An idiomatic Clojure dataframe library that runs on Apache Spark, providing a seamless interface for data processing and machine learning.
Geni is a Clojure dataframe library that runs on Apache Spark, providing an idiomatic interface for large-scale data processing and machine learning. It solves the problem of cumbersome Java/Scala interop by offering a Clojure-native API that leverages Spark's distributed computing capabilities for efficient data wrangling and ML workflows.
Clojure developers and data engineers who need to perform distributed data processing, ETL pipelines, or machine learning tasks using Apache Spark without leaving the Clojure ecosystem.
Developers choose Geni because it eliminates the friction of Spark's Java/Scala APIs, offering a seamless Clojure experience with dynamic argument handling, functional composition via threading macros, and full access to Spark's features for distributed computing.
A Clojure dataframe library that runs on Spark
Open-Awesome is built by the community, for the community. Submit a project, suggest an awesome list, or help improve the catalog on GitHub.

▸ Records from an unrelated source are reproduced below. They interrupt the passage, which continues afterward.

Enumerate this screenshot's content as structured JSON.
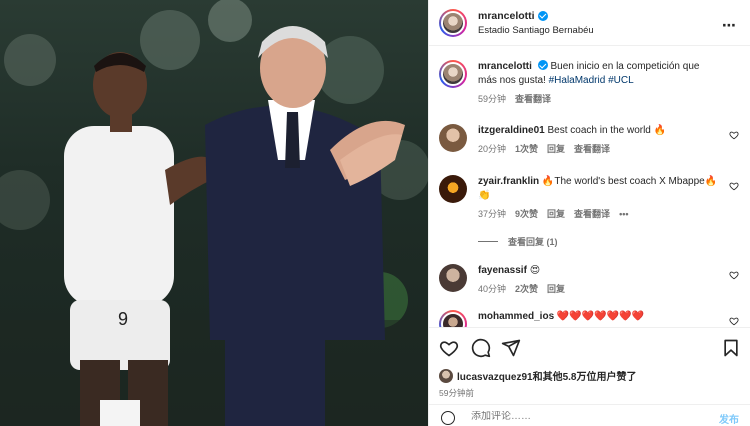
{
  "post": {
    "username": "mrancelotti",
    "location": "Estadio Santiago Bernabéu",
    "more_icon": "⋯"
  },
  "caption": {
    "username": "mrancelotti",
    "text": "Buen inicio en la competición que más nos gusta!",
    "hashtag1": "#HalaMadrid",
    "hashtag2": "#UCL",
    "time": "59分钟",
    "translate": "查看翻译"
  },
  "comments": [
    {
      "username": "itzgeraldine01",
      "text": "Best coach in the world 🔥",
      "time": "20分钟",
      "likes": "1次赞",
      "reply": "回复",
      "translate": "查看翻译"
    },
    {
      "username": "zyair.franklin",
      "text": "🔥The world's best coach X Mbappe🔥👏",
      "time": "37分钟",
      "likes": "9次赞",
      "reply": "回复",
      "translate": "查看翻译",
      "more": "•••"
    },
    {
      "username": "fayenassif",
      "text": "😍",
      "time": "40分钟",
      "likes": "2次赞",
      "reply": "回复"
    },
    {
      "username": "mohammed_ios",
      "text": "❤️❤️❤️❤️❤️❤️❤️"
    }
  ],
  "view_replies": "查看回复 (1)",
  "likes_line": "lucasvazquez91和其他5.8万位用户赞了",
  "post_time": "59分钟前",
  "add_comment_placeholder": "添加评论……",
  "post_button": "发布",
  "colors": {
    "accent": "#0095f6",
    "text": "#262626",
    "muted": "#737373",
    "link": "#00376b"
  },
  "icons": [
    "heart-icon",
    "comment-icon",
    "share-icon",
    "bookmark-icon",
    "more-icon",
    "verified-icon",
    "emoji-icon"
  ]
}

Uses Clojure's threading macro (`->`) for composing Spark operations, replacing Scala's method chaining with a more readable, functional style as demonstrated in the data wrangling examples.
Allows mixed-type arguments like columns, strings, and keywords in single function calls, reducing boilerplate and increasing flexibility, as highlighted in the overview.
Provides full access to Spark's data wrangling, SQL operations, ML pipelines, and optional XGBoost support, enabling complex distributed workflows without Java/Scala interop.
Supports running on Dataproc, Kubernetes, or locally with database connectors, simplifying deployment across various environments as documented in the resources.
Requires a long list of provided dependencies including Spark, Arrow, and database drivers, which complicates project setup and increases resource usage, as shown in the installation section.
The Clojure wrapper adds an abstraction over Spark, potentially introducing minor overhead compared to native Scala or Java APIs, though benchmarks are provided.
Being Clojure-specific, it has a smaller community and fewer third-party extensions compared to PySpark or Scala Spark, which might limit tooling and support.